Женский рабочий совет и сестринская заграничная организация «Женщины-пионеры» — был первой и последней женской организацией, для которой я работала. Меня влекло туда не потому, что они занимались именно женщинами, но потому, что меня очень интересовала их работа, в частности — на учебных фермах, которые они устроили для девушек-иммигранток. Сегодня Рабочий совет (часть Гистадрута) занимается главным образом социальным обслуживанием и трудовым законодательством для женщин (льготы по материнству, пенсионные дела и т. д.), но в тридцатые годы он делал упор на профессиональную подготовку сотен девушек, приезжавших в Палестину, чтобы работать на земле, не имея никакого трудового опыта. Эти учебные фермы давали девушкам куда больше, чем просто профессиональные навыки. Они помогали ускорить их интеграцию в новое общество; девушки изучали там иврит и получали чувство стабильности на новой земле, куда приехали без семьи и зачастую против воли родителей. Эти «женские рабочие фермы» были устроены тогда, когда большинство людей считало абсурдом самую мысль о том, что и женщинам надо давать профессиональную подготовку, да еще в области сельского хозяйства.

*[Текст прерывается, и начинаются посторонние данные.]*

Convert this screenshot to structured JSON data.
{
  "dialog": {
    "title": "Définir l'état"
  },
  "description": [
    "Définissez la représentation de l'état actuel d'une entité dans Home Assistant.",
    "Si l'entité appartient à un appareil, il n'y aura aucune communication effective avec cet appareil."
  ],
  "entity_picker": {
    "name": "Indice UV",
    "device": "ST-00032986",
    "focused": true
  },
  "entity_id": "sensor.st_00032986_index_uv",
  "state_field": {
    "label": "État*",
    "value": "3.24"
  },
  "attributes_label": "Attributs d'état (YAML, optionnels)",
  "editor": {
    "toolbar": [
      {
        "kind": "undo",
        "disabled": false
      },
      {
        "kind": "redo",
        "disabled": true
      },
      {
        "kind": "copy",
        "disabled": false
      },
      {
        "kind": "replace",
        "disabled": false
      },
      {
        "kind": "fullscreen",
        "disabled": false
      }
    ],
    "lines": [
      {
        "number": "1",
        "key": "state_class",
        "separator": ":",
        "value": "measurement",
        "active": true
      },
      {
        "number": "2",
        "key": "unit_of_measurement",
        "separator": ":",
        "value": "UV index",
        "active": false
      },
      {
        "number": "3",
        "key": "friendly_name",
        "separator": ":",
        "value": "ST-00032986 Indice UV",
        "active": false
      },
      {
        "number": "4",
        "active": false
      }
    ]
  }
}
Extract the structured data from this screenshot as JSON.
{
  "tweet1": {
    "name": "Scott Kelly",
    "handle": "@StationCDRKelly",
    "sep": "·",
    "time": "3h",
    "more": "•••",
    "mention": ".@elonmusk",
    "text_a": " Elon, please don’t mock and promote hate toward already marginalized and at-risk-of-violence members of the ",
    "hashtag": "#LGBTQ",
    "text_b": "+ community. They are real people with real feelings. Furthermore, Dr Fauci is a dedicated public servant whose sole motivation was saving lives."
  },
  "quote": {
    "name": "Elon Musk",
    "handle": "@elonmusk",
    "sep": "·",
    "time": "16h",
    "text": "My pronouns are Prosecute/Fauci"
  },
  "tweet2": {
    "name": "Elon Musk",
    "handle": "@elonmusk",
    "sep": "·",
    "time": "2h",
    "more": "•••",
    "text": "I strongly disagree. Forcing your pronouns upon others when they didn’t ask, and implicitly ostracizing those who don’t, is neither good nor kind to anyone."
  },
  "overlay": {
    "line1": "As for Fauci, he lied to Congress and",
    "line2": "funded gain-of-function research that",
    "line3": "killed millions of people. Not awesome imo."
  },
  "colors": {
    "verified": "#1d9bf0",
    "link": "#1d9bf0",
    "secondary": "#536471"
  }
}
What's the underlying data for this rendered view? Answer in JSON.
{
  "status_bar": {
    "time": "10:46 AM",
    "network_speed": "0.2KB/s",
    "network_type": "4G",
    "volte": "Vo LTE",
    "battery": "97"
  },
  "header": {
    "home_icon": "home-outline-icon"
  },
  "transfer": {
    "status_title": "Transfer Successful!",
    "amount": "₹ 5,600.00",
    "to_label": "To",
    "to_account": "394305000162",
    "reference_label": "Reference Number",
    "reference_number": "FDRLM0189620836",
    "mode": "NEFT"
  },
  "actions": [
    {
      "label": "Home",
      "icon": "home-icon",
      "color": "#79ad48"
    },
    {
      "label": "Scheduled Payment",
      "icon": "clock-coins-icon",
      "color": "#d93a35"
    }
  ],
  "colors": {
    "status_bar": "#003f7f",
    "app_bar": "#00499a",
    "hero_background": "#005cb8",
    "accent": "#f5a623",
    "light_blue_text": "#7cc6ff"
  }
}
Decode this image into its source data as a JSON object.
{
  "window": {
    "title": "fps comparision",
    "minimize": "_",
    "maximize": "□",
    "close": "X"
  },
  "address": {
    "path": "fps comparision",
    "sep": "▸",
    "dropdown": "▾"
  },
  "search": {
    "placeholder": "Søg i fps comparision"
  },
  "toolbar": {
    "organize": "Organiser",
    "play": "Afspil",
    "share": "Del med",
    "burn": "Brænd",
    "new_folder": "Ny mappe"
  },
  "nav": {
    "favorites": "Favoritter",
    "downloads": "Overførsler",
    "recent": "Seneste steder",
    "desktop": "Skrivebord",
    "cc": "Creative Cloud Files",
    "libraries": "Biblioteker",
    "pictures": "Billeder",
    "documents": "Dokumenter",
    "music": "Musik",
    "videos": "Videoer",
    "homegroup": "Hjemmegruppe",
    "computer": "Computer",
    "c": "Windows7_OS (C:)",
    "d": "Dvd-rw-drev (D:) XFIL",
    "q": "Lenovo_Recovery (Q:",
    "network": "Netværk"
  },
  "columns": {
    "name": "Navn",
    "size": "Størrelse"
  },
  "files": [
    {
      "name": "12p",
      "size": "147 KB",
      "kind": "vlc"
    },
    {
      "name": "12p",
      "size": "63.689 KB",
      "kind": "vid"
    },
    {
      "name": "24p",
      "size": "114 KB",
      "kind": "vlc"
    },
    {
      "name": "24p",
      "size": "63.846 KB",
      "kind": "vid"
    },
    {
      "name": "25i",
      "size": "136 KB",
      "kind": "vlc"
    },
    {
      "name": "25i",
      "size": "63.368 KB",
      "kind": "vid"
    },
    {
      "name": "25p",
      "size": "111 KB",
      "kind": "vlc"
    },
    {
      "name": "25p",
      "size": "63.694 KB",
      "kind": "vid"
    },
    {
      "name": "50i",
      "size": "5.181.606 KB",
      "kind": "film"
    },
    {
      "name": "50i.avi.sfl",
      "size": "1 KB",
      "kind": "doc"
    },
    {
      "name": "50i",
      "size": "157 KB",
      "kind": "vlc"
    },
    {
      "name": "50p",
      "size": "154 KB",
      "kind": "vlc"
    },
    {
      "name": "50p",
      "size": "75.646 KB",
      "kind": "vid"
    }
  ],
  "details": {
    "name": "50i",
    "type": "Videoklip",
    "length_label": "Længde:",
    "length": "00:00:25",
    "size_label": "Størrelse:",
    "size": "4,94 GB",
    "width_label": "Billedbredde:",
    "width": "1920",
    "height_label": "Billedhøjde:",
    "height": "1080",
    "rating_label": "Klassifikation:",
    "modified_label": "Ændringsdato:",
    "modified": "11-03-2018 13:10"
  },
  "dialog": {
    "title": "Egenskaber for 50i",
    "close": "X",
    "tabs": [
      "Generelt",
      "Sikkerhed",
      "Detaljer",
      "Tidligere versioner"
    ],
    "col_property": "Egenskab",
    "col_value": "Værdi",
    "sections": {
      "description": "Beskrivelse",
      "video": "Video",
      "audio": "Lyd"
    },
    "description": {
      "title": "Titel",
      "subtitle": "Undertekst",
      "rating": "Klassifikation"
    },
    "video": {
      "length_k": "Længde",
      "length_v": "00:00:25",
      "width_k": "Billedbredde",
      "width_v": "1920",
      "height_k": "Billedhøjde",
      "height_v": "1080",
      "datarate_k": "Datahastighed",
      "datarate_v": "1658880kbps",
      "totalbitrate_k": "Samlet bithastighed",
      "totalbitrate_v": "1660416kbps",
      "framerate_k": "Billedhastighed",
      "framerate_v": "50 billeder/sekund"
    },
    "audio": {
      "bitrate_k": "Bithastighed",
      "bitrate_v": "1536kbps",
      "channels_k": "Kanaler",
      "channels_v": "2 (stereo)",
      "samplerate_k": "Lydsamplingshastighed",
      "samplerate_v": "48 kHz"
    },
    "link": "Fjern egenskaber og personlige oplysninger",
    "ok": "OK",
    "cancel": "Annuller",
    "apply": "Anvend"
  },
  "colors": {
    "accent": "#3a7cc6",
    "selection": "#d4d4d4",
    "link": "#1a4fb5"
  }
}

Я не поклонница того феминизма, который выражает себя в сожжении лифчиков, ненависти к мужчинам или в кампаниях против материнства, но я испытывала глубокое уважение к таким женщинам, как Ада Маймон, Беба Идельсон, Рахел Янаит-Бен-Цви, много и энергично работавших в рядах партии Поалей Цион и сумевшим вооружить десятки городских девушек теоретическими знаниями и практическими навыками, которые помогли им справляться с сельским трудом в новых палестинских поселениях. Доля этих девушек в развитии поселений была очень велика. Такой конструктивный феминизм действительно делает женщинам честь и значит гораздо больше, чем споры о том, кому подметать и кому накрывать на стол.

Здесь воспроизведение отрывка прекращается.